Par un pourvoi sommaire, un mémoire complémentaire, un mémoire en réplique et deux nouveaux mémoires enregistrés les 17 août et 17 novembre 2020 et les 30 juillet, 9 août et 10 novembre 2021 au secrétariat du contentieux du Conseil d'Etat, M. D... demande au Conseil d'Etat :
1°) d'annuler cette ordonnance en tant qu'elle rejette ses conclusions indemnitaires ;
2°) de renvoyer l'affaire devant le tribunal administratif de La Réunion ;
3°) de mettre à la charge de l'Etat la somme de 4 500 euros au titre de l'article L. 761-1 du code de justice administrative.
Vu les autres pièces du dossier ;
Vu :
- le code des pensions civiles et militaires de retraite ;
- la loi n° 2020-290 du 23 mars 2020 ;
- l'ordonnance n° 2020-305 du 25 mars 2020 ;
- l'ordonnance n° 2020-306 du 25 mars 2020 ;
- le code de justice administrative ;
Après avoir entendu en séance publique :
- le rapport de M. Nicolas Polge, conseiller d'Etat,
- les conclusions de Mme Céline Guibé, rapporteure publique ;
La parole ayant été donnée, après les conclusions, à la SCP Leduc, Vigand, avocat de M. D... ;
Considérant ce qui suit :
1. Il ressort des pièces du dossier soumis au juge du fond que M. D... a demandé au tribunal administratif de La Réunion, d'une part, d'annuler la décision du 11 juillet 2018 par laquelle le directeur régional des finances publiques de La Réunion a suspendu le versement de son indemnité temporaire de retraite (ITR) à compter du mois de juin 2018 et d'enjoindre à l'administration de rétablir rétroactivement le versement de cette indemnité et, d'autre part, de condamner l'Etat à réparer les préjudices financiers et moraux qu'il estime avoir subis du fait de l'illégalité fautive de cette décision. Par une ordonnance du 17 juin 2020, le président de la 2ème chambre du tribunal administratif de la Réunion a jugé qu'il n'y avait pas lieu de statuer sur les conclusions à fin d'annulation et d'injonction présentées par M. D... et a rejeté ses conclusions indemnitaires. M. D... se pourvoit en cassation contre cette ordonnance en tant qu'elle rejette ses conclusions indemnitaires.
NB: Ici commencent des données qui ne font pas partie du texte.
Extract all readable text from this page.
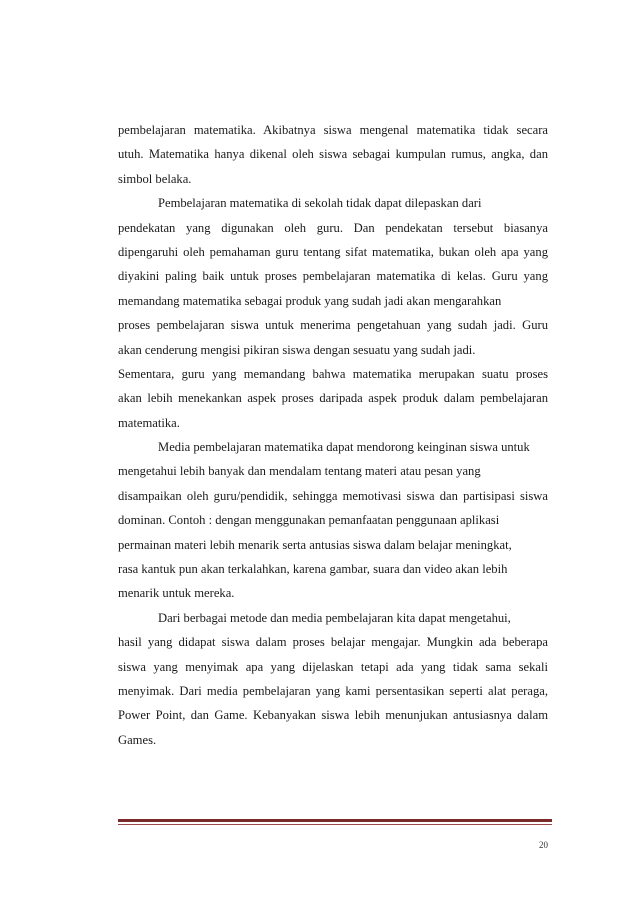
pembelajaran matematika. Akibatnya siswa mengenal matematika tidak secara
utuh. Matematika hanya dikenal oleh siswa sebagai kumpulan rumus, angka, dan
simbol belaka.
Pembelajaran matematika di sekolah tidak dapat dilepaskan dari
pendekatan yang digunakan oleh guru. Dan pendekatan tersebut biasanya
dipengaruhi oleh pemahaman guru tentang sifat matematika, bukan oleh apa yang
diyakini paling baik untuk proses pembelajaran matematika di kelas. Guru yang
memandang matematika sebagai produk yang sudah jadi akan mengarahkan
proses pembelajaran siswa untuk menerima pengetahuan yang sudah jadi. Guru
akan cenderung mengisi pikiran siswa dengan sesuatu yang sudah jadi.
Sementara, guru yang memandang bahwa matematika merupakan suatu proses
akan lebih menekankan aspek proses daripada aspek produk dalam pembelajaran
matematika.
Media pembelajaran matematika dapat mendorong keinginan siswa untuk
mengetahui lebih banyak dan mendalam tentang materi atau pesan yang
disampaikan oleh guru/pendidik, sehingga memotivasi siswa dan partisipasi siswa
dominan. Contoh : dengan menggunakan pemanfaatan penggunaan aplikasi
permainan materi lebih menarik serta antusias siswa dalam belajar meningkat,
rasa kantuk pun akan terkalahkan, karena gambar, suara dan video akan lebih
menarik untuk mereka.
Dari berbagai metode dan media pembelajaran kita dapat mengetahui,
hasil yang didapat siswa dalam proses belajar mengajar. Mungkin ada beberapa
siswa yang menyimak apa yang dijelaskan tetapi ada yang tidak sama sekali
menyimak. Dari media pembelajaran yang kami persentasikan seperti alat peraga,
Power Point, dan Game. Kebanyakan siswa lebih menunjukan antusiasnya dalam
Games.
20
Sur la régularité de l'ordonnance attaquée :
2. Aux termes du I de l'article 1er de l'ordonnance du 25 mars 2020 relative à la prorogation des délais échus pendant la période d'urgence sanitaire et à l'adaptation des procédures pendant cette même période : " Les dispositions du présent titre sont applicables aux délais et mesures qui ont expiré ou qui expirent entre le 12 mars 2020 et le 23 juin 2020 inclus. (...) ".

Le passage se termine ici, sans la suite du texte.